Ce qui est nouveau et novateur dans ce livre est le refus de l’auteur de limiter le débat aux formules demandant des droits politiques formels pour les Palestiniens. Abounimah utilise à nouveau l’exemple Sud-africain pour mettre en garde contre la persistance d’un «apartheid économique»: la population Sud-africaine noire a bien reçu les droits politiques formels, mais sans que cela ne réduise la pauvreté désespérante dans laquelle vit une grande partie d’entre eux. Pendant ce temps, les Sud-africains blancs – rejoints maintenant par une tranche, mince mais puissante, de l’élite noire – ont conservé leur domination économique.

Abounimah conclut que pour les Palestiniens – qui ont déjà subi pendant des années la domination israélienne, l’abrogation de leurs droits fondamentaux et le vol de leurs terres et de leurs ressources – le fait de recevoir des droits politiques formels, en l’absence d’autres changements, aboutirait probablement aussi à ce qu’un secteur clé des Juifs israéliens «conserve et même augmente ses avantages économiques» par rapport aux Palestiniens, tout comme cela s’est passé en Afrique du sud.

Le message d’Abounimah est clair: la lutte pour la libération des Palestiniens ne pourra pas pleinement aboutir sans que la justice économique ne devienne un thème central du débat. Cela signifie non seulement la nécessité d’une redistribution économique à l’échelle du pays, pour répondre aux pertes subies par les Palestiniens durant plusieurs générations, mais aussi la nécessité, dans un régime capitaliste néolibéral, de se connecter à une «lutte mondialisé contre les marchés transnationaux qui écrasent la démocratie et contre les élites économiques locales afin de reconquérir la souveraineté économique pour la population et les collectivités».

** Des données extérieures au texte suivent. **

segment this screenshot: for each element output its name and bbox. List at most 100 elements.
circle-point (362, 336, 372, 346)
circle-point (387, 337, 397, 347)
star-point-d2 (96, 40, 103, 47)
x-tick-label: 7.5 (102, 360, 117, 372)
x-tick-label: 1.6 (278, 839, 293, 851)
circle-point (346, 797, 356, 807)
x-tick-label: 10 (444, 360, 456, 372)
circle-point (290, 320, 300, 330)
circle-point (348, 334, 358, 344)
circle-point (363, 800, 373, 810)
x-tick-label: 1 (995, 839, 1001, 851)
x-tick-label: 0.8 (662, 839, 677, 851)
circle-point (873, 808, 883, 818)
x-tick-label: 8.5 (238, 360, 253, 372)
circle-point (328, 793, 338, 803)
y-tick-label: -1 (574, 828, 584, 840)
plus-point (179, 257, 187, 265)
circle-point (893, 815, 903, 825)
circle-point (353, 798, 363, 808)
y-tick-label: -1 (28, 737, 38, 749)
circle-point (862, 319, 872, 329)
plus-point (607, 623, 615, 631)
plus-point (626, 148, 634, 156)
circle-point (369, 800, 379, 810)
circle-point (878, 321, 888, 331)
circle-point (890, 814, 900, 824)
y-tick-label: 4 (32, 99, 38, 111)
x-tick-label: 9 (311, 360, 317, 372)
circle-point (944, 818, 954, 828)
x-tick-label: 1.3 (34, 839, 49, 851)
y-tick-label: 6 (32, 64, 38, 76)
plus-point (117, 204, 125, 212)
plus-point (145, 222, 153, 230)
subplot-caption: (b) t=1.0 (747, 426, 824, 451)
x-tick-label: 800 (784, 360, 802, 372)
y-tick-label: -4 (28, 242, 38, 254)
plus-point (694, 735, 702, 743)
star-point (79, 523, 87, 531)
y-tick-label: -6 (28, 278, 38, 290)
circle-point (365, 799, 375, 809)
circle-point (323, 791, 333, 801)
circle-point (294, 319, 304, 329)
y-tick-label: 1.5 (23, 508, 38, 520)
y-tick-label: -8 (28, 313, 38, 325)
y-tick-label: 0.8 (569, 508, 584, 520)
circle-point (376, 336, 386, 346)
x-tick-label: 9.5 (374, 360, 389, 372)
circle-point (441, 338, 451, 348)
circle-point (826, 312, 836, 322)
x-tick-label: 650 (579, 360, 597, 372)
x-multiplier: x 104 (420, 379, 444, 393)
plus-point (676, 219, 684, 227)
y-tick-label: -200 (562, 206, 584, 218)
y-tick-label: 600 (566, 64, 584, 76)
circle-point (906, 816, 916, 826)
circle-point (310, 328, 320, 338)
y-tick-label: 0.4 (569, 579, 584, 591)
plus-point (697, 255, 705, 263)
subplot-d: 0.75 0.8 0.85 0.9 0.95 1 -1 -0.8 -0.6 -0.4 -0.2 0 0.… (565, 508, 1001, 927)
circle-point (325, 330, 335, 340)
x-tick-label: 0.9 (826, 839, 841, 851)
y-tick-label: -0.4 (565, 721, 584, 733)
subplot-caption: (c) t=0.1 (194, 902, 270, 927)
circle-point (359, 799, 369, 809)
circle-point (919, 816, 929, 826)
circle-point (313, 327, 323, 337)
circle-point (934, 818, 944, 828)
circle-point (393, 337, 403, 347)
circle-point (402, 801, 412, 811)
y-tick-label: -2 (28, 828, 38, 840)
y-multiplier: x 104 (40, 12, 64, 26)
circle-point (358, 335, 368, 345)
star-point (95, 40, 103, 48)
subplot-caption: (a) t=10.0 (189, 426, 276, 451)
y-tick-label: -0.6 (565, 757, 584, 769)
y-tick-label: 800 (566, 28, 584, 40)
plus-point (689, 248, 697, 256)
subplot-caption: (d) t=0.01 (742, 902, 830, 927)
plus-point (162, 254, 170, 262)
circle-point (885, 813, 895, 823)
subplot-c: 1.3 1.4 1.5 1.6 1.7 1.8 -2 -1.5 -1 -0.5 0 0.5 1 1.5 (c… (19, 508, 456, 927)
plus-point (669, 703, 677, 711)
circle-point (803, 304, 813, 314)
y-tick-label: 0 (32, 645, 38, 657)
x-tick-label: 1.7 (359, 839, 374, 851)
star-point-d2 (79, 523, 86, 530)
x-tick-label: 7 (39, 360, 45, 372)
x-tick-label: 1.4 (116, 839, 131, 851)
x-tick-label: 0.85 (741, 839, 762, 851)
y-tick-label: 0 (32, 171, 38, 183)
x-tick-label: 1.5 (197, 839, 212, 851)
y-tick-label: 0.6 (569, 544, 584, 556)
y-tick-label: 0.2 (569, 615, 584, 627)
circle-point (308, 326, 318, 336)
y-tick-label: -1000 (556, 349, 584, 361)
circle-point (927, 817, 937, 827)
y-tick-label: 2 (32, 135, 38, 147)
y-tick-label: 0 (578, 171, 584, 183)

Approfondir les luttes communes

Pendant trop longtemps, les narrations sur la Palestine et Israël ont été structurées exclusivement sur le modèle d’un conflit entre deux Etats. Le livre d’Abounimah contribue à développer un nouveau récit: celui d’un projet colonial mené par une société coloniale raciste et violente contre une population autochtone. A mesure que cette nouvelle narration se structure, les Palestiniens et leurs alliés commencent à se (re)connecter avec ceux qui souffrent du racisme et de la violence, ici, aux Etats-Unis.

Michelle Alexander [3] a rassemblé des données pour montrer comment le système répressif états-unien met en prison ou sous surveillance plus de Noirs que ceux qui étaient esclaves en 1850. L’administration Obama a déporté presque 2 millions d’immigrés sans papiers, dépassant de loin l’administration de George W. Bush et détruisant les vies d’innombrables familles. Obama a également lancé une militarisation sans précédent de la frontière entre les Etats-Unis et le Mexique, ce qui oblige les personnes qui veulent franchir la frontière à se rendre dans régions de plus en plus reculées, au péril de leur vie.

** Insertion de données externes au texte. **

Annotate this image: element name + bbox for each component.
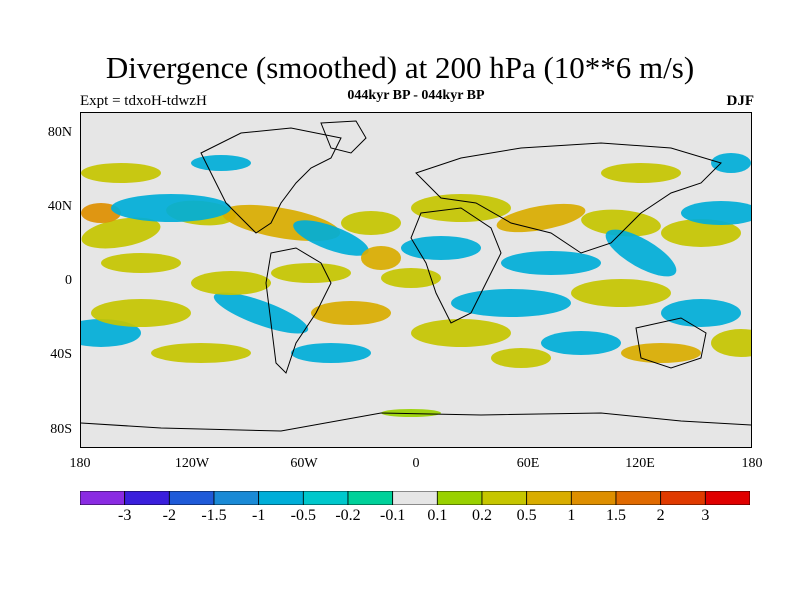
colorbar-label: -2	[162, 507, 176, 524]
colorbar-label: 1.5	[606, 507, 626, 524]
contour-region	[451, 289, 571, 317]
colorbar-swatch	[481, 491, 528, 505]
contour-region	[681, 201, 751, 225]
colorbar-swatch	[302, 491, 349, 505]
contour-region	[311, 301, 391, 325]
coastline	[200, 127, 342, 234]
colorbar-label: -0.2	[335, 507, 361, 524]
latitude-tick-label: 40S	[50, 347, 72, 362]
latitude-tick-label: 80N	[47, 125, 72, 140]
latitude-tick-label: 0	[65, 273, 72, 288]
colorbar-label: 1	[567, 507, 576, 524]
coastline	[415, 142, 722, 254]
contour-region	[581, 209, 661, 237]
contour-region	[711, 153, 751, 173]
longitude-tick-label: 120W	[174, 456, 210, 471]
colorbar-swatch	[213, 491, 260, 505]
colorbar-label: 0.5	[516, 507, 537, 524]
colorbar-label: -1	[251, 507, 266, 524]
colorbar-swatch	[704, 491, 750, 505]
colorbar-swatch	[347, 491, 394, 505]
longitude-tick-label: 180	[69, 456, 91, 471]
contour-region	[601, 163, 681, 183]
contour-region	[191, 271, 271, 295]
plot-subtitle: 044kyr BP - 044kyr BP	[347, 88, 485, 103]
colorbar	[80, 491, 750, 505]
colorbar-swatch	[436, 491, 483, 505]
colorbar-label: -1.5	[201, 507, 227, 524]
colorbar-swatch	[526, 491, 572, 505]
colorbar-label: -3	[117, 507, 132, 524]
contour-region	[411, 319, 511, 347]
contour-region	[381, 409, 441, 417]
colorbar-swatch	[392, 491, 438, 505]
divergence-contours	[81, 153, 751, 417]
colorbar-label: 3	[701, 507, 710, 524]
contour-region	[213, 292, 309, 334]
contour-region	[711, 329, 751, 357]
colorbar-swatch	[124, 491, 170, 505]
coastline	[635, 317, 707, 369]
plot-title: Divergence (smoothed) at 200 hPa (10**6 …	[105, 50, 695, 85]
contour-region	[621, 343, 701, 363]
contour-region	[293, 220, 369, 256]
colorbar-label: 0.1	[427, 507, 448, 524]
season-label: DJF	[726, 93, 755, 109]
longitude-tick-label: 120E	[625, 456, 655, 471]
contour-region	[661, 219, 741, 247]
contour-region	[101, 253, 181, 273]
contour-region	[491, 348, 551, 368]
contour-region	[661, 299, 741, 327]
colorbar-swatch	[615, 491, 662, 505]
coastline	[81, 412, 751, 432]
contour-region	[81, 217, 161, 249]
coastline	[320, 120, 367, 154]
contour-region	[271, 263, 351, 283]
contour-region	[381, 268, 441, 288]
divergence-map	[81, 113, 751, 447]
contour-region	[191, 155, 251, 171]
contour-region	[151, 343, 251, 363]
contour-region	[361, 246, 401, 270]
contour-region	[91, 299, 191, 327]
contour-region	[111, 194, 231, 222]
colorbar-label: 2	[656, 507, 665, 524]
contour-region	[605, 229, 677, 277]
colorbar-swatch	[258, 491, 304, 505]
contour-region	[81, 163, 161, 183]
contour-region	[541, 331, 621, 355]
colorbar-label: -0.1	[379, 507, 406, 524]
longitude-tick-label: 60W	[290, 456, 318, 471]
colorbar-label: 0.2	[472, 507, 492, 524]
contour-region	[501, 251, 601, 275]
contour-region	[341, 211, 401, 235]
coastlines	[81, 120, 751, 432]
colorbar-label: -0.5	[290, 507, 316, 524]
contour-region	[291, 343, 371, 363]
map-panel	[80, 112, 752, 448]
coastline	[410, 207, 502, 324]
contour-region	[571, 279, 671, 307]
colorbar-swatch	[80, 491, 126, 505]
longitude-tick-label: 60E	[516, 456, 540, 471]
colorbar-swatch	[570, 491, 617, 505]
longitude-tick-label: 0	[412, 456, 420, 471]
longitude-tick-label: 180	[741, 456, 763, 471]
colorbar-swatch	[168, 491, 215, 505]
contour-region	[401, 236, 481, 260]
experiment-label: Expt = tdxoH-tdwzH	[80, 93, 207, 109]
colorbar-swatch	[660, 491, 706, 505]
coastline	[265, 247, 332, 374]
latitude-tick-label: 80S	[50, 422, 72, 437]
latitude-tick-label: 40N	[47, 199, 72, 214]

Les officiels israéliens et états-uniens se vantent souvent de leurs «valeurs partagées» de liberté et de démocratie, mais comme le souligne Abounimah, il serait plus juste de dire que ce que partagent les Etats-Unis et Israël sont une «idéologie raciste»et des «systèmes de contrôle physiques et sociaux».

Mais la solidarité entre ces différentes luttes ne se réduit pas au fait que ces peuples ont, malgré leur éloignement géographique, des expériences analogues d’oppression, ce qui pourrait aboutir à une stratégie du type: «nous soutiendrons votre cause si vous soutenez la nôtre».

Abounimah explique en effet que ce sont les mêmes forces politiques qui «mettent en avant des lois et des pratiques» aux Etat-Unis «qui soutiennent et sponsorisent Israël». Après tout, Israël est en train d’aider institutions policières aux Etats-Unis, qui terrorisent les quartiers noirs et latinos avec des «techniques testés sur le terrain» et perfectionnées, visant les Palestiniens dans les Territoires occupés. Et c’est le soutien moral, militaire, politique et économique du gouvernement états-unien qui permet à Israël de mettre en œuvre et maintenir l’oppression du peuple palestinien.

Cette solidarité est indispensable pour que la lutte palestinienne pour la libération puisse réussir. Comme le souligne Abounimah: les Etats-Unis ne renonceront à leur rôle impérialiste et interventionniste partout dans le monde – ce rôle qui perpétue le soutien de l’occupation israélienne et de l’apartheid – que dans la mesure où se produira une transformation en direction d’une société juste et démocratique.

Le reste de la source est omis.